Encuentro con el padre Panikkar

La verdad es que no me fiaba de nadie. Y abiertamente le dije, cuando empezó la conversación, que yo había salido del Opus Dei hacía unos meses. Con asombro supe que, igualmente, él había dejado de pertenecer al Opus Dei, aunque seguía siendo sacerdote.

Al día siguiente, antes de ir al trabajo, asistí a la misa que él celebraba en aquella residencia; y quedamos que hablaríamos aquel día por la tarde, a la salida de mi trabajo, dado que él iba a Argentina, representando a la UNESCO, al otro día.

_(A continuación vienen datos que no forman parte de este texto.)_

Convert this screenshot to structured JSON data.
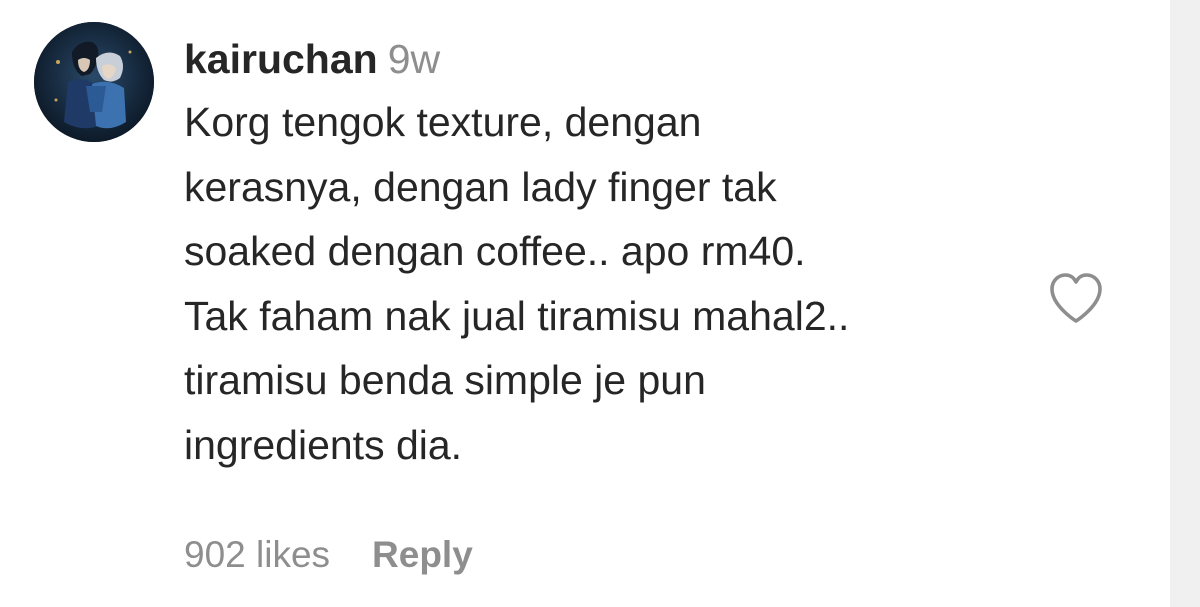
{
  "comment": {
    "username": "kairuchan",
    "timestamp": "9w",
    "text_lines": [
      "Korg tengok texture, dengan",
      "kerasnya, dengan lady finger tak",
      "soaked dengan coffee.. apo rm40.",
      "Tak faham nak jual tiramisu mahal2..",
      "tiramisu benda simple je pun",
      "ingredients dia."
    ],
    "likes_label": "902 likes",
    "reply_label": "Reply",
    "like_icon": "heart-outline-icon",
    "avatar_icon": "anime-avatar"
  },
  "colors": {
    "text_primary": "#262626",
    "text_secondary": "#8e8e8e",
    "background": "#ffffff"
  }
}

Me explicó que, cuando llegó a Madrid, no tenía la menor idea de que yo hubiera dejado el Opus Dei y que, al pasar por la casa de mis padres con el padre Carlos Castro, a quien yo conocía muchos años atrás, cuando aún no era sacerdote, se les ocurrió a los dos pensar qué sería de mí. Y preguntaron en portería. Con la consabida discreción de los porteros, el nuestro les informó que yo estaba en Madrid viviendo con mis padres.

Pude hablar confiadamente con el padre Raimundo Panikkar y, cuando supo que yo no les había dicho a mis padres la verdad de lo ocurrido en el Opus Dei, me dijo que tenía una obligación muy seria de decírselo.